I did not in this time give Miss Aurora a lesson in English. I do not remember that she asked me to give her a lesson. We had many long earnest conversations about our situation, by which she profited, for I spoke mainly in my own tongue. She did not favor me with another song, she nevermore asked for the fiddle, nor did it once occur to me to request her to oblige me with a recital in the rich and beautiful tongue of her nation. Yet she was now speaking English very fairly well.
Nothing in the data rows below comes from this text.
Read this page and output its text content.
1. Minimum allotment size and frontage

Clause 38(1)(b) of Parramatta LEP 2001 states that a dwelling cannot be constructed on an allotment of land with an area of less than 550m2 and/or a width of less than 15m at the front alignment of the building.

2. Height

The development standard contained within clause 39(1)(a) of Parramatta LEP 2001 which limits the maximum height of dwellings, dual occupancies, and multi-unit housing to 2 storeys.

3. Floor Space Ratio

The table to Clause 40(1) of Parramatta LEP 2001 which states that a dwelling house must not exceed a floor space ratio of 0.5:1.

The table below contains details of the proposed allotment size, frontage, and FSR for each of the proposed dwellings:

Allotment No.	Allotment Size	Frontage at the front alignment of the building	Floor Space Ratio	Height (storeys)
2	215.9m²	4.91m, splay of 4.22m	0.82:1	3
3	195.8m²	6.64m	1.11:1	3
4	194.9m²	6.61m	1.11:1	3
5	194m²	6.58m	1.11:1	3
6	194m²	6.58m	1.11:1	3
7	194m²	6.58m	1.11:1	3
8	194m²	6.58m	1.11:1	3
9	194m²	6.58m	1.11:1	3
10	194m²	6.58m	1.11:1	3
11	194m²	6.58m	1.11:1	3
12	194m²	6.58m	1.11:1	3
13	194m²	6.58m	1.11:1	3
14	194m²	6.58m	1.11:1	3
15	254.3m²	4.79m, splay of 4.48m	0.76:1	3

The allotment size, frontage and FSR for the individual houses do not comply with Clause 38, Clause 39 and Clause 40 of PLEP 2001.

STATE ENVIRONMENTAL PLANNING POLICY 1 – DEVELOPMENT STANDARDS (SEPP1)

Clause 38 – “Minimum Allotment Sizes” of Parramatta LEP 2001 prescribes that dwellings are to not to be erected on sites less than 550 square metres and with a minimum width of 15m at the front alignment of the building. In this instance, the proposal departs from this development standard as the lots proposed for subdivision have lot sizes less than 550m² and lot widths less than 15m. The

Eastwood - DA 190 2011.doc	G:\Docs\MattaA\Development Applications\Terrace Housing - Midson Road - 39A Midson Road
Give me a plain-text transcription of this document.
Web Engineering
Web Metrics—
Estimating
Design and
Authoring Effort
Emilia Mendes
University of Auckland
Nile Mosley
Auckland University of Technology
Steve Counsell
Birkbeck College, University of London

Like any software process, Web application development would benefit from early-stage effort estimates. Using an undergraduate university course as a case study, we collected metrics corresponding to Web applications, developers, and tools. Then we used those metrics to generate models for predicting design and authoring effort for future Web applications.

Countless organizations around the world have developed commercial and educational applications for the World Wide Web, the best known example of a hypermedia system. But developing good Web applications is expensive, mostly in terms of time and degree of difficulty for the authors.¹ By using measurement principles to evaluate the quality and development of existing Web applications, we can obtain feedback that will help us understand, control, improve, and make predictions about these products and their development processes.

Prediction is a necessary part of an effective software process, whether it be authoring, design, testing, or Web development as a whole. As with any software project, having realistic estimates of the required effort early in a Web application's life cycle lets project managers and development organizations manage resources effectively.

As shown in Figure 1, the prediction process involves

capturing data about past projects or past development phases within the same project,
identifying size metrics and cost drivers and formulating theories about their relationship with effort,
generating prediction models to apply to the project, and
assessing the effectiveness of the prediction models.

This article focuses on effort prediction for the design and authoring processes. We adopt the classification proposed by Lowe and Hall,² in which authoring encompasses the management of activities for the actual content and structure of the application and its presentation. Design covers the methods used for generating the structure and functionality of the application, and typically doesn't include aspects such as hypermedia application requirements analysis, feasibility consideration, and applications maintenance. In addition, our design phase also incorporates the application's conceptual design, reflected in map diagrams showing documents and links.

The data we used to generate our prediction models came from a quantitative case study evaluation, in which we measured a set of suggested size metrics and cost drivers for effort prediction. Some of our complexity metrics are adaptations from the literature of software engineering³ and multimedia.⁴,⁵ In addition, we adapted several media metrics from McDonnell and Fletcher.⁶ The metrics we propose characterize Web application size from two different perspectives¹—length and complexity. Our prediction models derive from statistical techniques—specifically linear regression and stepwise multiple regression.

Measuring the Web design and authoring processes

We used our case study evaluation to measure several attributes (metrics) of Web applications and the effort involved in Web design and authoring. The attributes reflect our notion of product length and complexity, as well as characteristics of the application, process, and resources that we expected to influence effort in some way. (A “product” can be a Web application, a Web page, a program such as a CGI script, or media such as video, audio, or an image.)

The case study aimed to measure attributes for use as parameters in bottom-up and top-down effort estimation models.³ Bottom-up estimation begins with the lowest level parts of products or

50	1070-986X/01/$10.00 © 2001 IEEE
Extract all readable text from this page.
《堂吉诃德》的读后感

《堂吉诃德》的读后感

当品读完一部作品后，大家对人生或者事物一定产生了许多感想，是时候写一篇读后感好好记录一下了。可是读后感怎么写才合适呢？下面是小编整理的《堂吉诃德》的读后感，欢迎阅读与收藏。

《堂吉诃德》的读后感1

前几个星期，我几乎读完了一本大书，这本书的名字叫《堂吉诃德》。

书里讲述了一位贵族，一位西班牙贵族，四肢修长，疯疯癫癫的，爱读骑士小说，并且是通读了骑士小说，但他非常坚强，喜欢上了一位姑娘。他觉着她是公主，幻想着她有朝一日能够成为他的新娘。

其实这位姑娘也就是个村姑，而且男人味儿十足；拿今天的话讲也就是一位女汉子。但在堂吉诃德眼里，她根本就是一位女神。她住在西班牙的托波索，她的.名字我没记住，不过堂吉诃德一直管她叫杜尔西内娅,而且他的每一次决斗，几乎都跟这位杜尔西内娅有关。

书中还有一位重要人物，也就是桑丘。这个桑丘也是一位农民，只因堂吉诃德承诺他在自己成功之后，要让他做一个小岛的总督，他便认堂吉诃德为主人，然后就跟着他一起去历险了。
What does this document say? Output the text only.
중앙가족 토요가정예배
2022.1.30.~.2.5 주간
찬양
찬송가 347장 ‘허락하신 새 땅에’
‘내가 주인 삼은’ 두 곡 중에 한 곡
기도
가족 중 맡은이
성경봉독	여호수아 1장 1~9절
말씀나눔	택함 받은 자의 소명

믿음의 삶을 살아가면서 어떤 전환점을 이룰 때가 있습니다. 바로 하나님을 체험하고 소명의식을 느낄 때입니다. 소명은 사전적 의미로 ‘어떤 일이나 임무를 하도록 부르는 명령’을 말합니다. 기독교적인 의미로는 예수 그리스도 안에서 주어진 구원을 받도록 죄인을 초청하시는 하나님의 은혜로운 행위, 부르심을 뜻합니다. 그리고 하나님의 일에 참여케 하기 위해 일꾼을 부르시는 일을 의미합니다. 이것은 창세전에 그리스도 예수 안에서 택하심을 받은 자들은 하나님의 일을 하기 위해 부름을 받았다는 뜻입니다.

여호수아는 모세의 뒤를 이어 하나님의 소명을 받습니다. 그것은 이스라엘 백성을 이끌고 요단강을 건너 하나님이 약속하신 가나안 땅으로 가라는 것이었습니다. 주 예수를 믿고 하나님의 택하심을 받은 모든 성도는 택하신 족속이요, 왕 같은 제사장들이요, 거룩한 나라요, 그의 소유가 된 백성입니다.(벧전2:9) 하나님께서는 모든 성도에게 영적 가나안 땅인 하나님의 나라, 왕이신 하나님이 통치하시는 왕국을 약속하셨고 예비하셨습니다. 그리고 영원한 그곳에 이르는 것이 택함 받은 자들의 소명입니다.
She was seldom at a loss, and conversation was easy without signs, nods, or gesticulations, saving an occasional shrug of her shoulders, the naturally impassioned action of her hands when she talked eagerly and hotly, and the many expressions of face which accompanied her speech.

She did not again offer to assassinate Bol and the others; she had read in my face what I thought of that proposal, and her fiery and scornful flinging from me because I would not consent was a flare of temper that was out before we next met. On one occasion, however, we quarreled rather warmly, and I was sulky with her afterward for some days. She told me that I thought more of my dollars than of her life. I colored up and answered that that was not true; I valued her life, and would restore her to her friends if I could; but I also valued my dollars. I had worked hard for them, and was not to be robbed by the blackguards forward of a considerable fortune.

“You think only of your dollars,” said she; “you do not scheme, because your dollars are in the way of every idea. Is this how an English cavalier should treat a poor, unhappy, shipwrecked lady? Señor Fielding, I should be first with you; nothing should occupy your attention but the resolution to release me from this horrid situation and the dangers which lie before us;” and then she towered with her figure, and swelled her breast and flashed her eyes at me.

There was more of truth in her words than I relished to hear from her lips, and it was this perhaps that angered me. I begged her to advise; she shrugged her shoulders, and with an arch sneer which rather improved than deformed her beauty, said that if I were a Spanish sailor I would be ashamed to ask counsel of a woman.

“If I were a Spanish sailor I would be ashamed of myself,” I said.